Monthly recurring revenue
Monthly recurring revenue or MRR is a crucial metric when it comes to businesses that run on renewable subscriptions because once you acquire a new subscriber, you can rely on recurring revenue and worry less about one-off sales.
MRR is one of the most significant indicators when it comes to the health of your membership business because being able to forecast next month’s revenue makes it possible to make informed sales and marketing decisions that impact the trajectory of your businesses growth.
Adjust your pricing model
There are multiple ways to increase your MRR, for example, Mention successfully tripled their MRR in just one year by implementing multiple marketing strategies, one of which was adjusting their pricing model.
They got rid of their ‘free plan’ in order to change the perceived value of their offering, and added an ‘enterprise’ level plan that fits the needs of larger companies.
Once implemented, these strategies resulted in an average 296% increase in revenue per account.
How we calculate MRR
To find MRR, you multiply the number of customers by the average billed amount.
We calculate MRR for each standard plan and/or Date-based plan for the whole site and normalize this metric for non-monthly plans. For example, if you have an annual plan which costs $120 a year we add $10 to MRR.
Average monthly recurring revenue per member
Knowing the average monthly recurring revenue per member can serve as benchmark for your business, giving you the ability to project member and revenue targets.
To find average monthly recurring revenue per member, we divide the average monthly recurring revenue by the number of paying members.
Focus on customer worth
You can use the average monthly recurring revenue per member metric similarly to how you implement MRR for your business, but with more focus on individual customer worth.
For example, if you're a publication requesting audience supportand you know that you'll need $180,000 annually, you would need 3,000 subscribers paying an average monthly recurring revenue of $5 month.
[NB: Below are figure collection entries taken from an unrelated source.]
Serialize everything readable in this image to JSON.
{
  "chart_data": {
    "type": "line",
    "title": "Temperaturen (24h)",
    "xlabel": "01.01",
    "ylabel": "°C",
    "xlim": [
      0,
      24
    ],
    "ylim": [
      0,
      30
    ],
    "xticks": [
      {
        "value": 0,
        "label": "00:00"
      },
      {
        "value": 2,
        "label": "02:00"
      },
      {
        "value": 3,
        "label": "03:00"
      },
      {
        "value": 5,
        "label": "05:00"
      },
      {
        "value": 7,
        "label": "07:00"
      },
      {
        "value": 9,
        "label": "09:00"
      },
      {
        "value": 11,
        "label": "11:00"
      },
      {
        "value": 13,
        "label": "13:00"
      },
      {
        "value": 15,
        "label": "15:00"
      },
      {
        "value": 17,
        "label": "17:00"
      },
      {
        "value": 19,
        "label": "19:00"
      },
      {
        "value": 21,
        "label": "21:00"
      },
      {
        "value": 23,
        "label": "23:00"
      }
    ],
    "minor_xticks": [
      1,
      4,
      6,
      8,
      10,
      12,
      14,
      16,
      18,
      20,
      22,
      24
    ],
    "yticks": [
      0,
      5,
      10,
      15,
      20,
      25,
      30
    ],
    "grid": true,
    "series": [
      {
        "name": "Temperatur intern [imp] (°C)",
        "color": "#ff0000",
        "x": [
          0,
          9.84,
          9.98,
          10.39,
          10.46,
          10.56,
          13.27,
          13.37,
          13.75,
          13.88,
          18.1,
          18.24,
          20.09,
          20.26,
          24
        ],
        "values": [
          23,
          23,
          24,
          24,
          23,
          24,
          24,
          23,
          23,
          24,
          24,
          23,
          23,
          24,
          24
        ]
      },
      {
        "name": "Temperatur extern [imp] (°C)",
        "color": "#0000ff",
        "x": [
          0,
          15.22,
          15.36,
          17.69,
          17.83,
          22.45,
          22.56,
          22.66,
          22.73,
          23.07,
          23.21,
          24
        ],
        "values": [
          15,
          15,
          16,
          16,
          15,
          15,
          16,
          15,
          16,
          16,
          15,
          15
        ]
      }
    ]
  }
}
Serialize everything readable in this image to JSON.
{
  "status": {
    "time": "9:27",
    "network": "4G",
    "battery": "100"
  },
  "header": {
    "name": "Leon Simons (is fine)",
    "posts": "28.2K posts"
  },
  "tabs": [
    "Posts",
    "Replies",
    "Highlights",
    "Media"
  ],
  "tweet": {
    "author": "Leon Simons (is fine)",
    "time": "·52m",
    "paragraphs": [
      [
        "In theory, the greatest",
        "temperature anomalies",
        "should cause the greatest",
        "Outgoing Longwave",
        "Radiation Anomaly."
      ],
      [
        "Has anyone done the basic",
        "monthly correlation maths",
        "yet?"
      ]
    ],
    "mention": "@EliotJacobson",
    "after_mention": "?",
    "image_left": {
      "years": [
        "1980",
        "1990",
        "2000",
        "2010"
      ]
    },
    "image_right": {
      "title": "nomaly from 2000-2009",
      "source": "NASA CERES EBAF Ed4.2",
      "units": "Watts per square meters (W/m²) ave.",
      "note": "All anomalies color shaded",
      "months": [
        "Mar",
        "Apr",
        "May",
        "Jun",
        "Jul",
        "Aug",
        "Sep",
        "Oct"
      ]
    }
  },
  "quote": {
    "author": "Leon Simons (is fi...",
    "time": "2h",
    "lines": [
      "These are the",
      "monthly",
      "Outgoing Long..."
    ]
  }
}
How we calculate monthly recurring revenue per member
We only take standard and Date-based plans into account with this metric. So if a member has a 100% recurring coupon, they would be excluded from this metric.
Conclusion: membership metrics - make it actionable
Each individual metric is like a puzzle piece that adds up to the entire image of what your membership business should focus on to grow; but remember, data has no real value unless you do something with it.
Metrics are outputs, not inputs, and impacting your membership business’s controllable inputs are what will help you not only improve your KPI’s but also grow.